В моем паспорте гражданина СССР в графе «национальность» стояло лаконичное — «украинец». Аналогичным образом данная графа была заполнена и в главном документе моих родителей, а также дедушек и бабушек. Во времена советской власти мы все официально числились «украинцами». И это касалось не только моей семьи, но и миллионов людей, родившихся в Стране Советов.
Имело ли тогда для меня какое‑то значение, каким образом заполнена «пятая графа» в моих документах? Скажу честно — ни малейшего. И не только для меня. Именно поэтому любой советский гражданин мог по собственному усмотрению решить, кто он по национальности. Чукча (при желании) мог стать русским, а еврей — белорусом. Данная формальность ровным счетом ни на что не влияла и по большому счету ничего не значила.
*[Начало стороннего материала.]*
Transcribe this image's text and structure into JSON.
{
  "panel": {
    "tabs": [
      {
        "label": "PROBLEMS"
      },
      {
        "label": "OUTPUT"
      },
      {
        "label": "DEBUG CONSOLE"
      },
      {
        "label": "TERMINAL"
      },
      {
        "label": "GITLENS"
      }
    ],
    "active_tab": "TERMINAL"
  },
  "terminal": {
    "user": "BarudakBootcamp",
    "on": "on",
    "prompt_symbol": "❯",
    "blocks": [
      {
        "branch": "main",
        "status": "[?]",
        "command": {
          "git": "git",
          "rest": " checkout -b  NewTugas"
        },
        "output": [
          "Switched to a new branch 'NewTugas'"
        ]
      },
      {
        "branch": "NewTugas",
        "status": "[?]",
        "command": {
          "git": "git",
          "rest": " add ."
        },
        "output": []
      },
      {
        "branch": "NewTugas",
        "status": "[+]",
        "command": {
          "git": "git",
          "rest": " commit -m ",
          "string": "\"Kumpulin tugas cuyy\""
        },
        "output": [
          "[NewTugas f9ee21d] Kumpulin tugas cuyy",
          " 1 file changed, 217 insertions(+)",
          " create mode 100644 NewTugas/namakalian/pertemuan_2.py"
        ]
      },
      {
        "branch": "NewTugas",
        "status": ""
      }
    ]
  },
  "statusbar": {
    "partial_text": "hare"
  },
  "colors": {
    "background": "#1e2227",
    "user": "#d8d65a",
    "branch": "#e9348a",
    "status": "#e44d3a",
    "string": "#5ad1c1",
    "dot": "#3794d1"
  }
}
Даже «нечеловеческие страдания» советских евреев (редко тогда называвших себя евреями), воспетые в многочисленных мемуарах и воспоминаниях мигрантов, скорее были фактором особой преференции в виде возможности выезда на ПМЖ за кордон, чем реальной дискриминацией. Во всяком случае, в среде окружавших меня в те годы евреев «нечеловеческих страданий» мне рассмотреть не удавалось. Присутствовал у них лишь легкий налет некой стыдливости в отношении своей идентичности. Как у заик, которые стесняются своего заикания. И то не у всех. И вспоминали они о том, что они евреи, лишь при желании покинуть СССР. А так превосходно себя чувствовали и в качестве «русских».
Для русских же, украинцев и белорусов «национальный вопрос» вообще не существовал. Все они были новой общностью — советскими гражданами («строителями коммунизма»). А перед коммунизмом, как и перед Богом, все равны. И если «строитель коммунизма» обязан был обладать неким набором культурных, профессиональных и моральных качеств, то национальная графа ничего от человека не требовала. Лично мне ничего не стоило то, что я был «украинцем». Для этого мне не надо было носить вышиванку, плясать гопак, разговаривать по‑украински или, как сейчас, кричать по любому поводу «Слава Украине!». Моя «пятая графа» тем более не требовала от меня нравственного, культурного, физического и интеллектуального напряжения. Моя национальная принадлежность даже не была национальной идентичностью. Она была лишь пометкой в паспорте. А поэтому я мог быть кем угодно, а не только «украинцем», выбрав свою личную «национальность» из списка, где присутствовало более ста двадцати различных вариантов.
Мое равнодушное отношение к собственной «национальной принадлежности» было легко объяснимо. Как личность я формировался на лучших образцах мировой (а значит, мультиэтнической) культуры, а окружающих меня людей классифицировал не по национальности, а по их нравственным и интеллектуальным качествам. Если человек был откровенным подонком или идиотом, идентифицировать его как «своего» я не мог, даже если бы он был сто раз «украинцем». Реальные человеческие качества были для меня более значимыми, чем «пятая графа». Любая «сука» и любой «даун» автоматически оказывались по ту сторону моей идентичности, несмотря на совпадение пометок «национальность» в наших документах. И эта психологическая особенность осталась со мной на всю жизнь.
Именно поэтому, когда в 90‑х годах прогрессивно мыслящую молодежь «нэзалэжной» Украины охватила мода на украинский национализм, я продолжал оставаться абсолютно равнодушным как к своей пометке в паспорте, так и к «великим идеям», внезапно возвеличившим ее до сакральных вершин. Я оставался абсолютно холоден к главным признакам украинскости: вышиванкам, «ридной мове», Тарасу Шевченко, Стефану Бандере, «героям УПА», украинской государственности и прочим очень важным для украинской идентичности атрибутам.
Я не находил оснований гордиться своей «пятой графой». Для меня она оставалась лишь пометкой в паспорте. С таким же успехом я мог гордиться своим полом, местом рождения или любыми другими паспортными данными. Во всем этом я видел лишь факты, но никак не ценности.
Усугубляло данную ситуацию с моим равнодушием к «святыни» и то, что, не сомневаясь в своем украинском происхождении, тем не менее я впадал в экзистенциональную тоску от всего украинского. Каким‑то странным образом я видел во всей постсоветской украинскости некую разновидность погибшей в 1991 году советскости, которая характеризовалась для меня таким емким сартровским понятием, как «тошнота».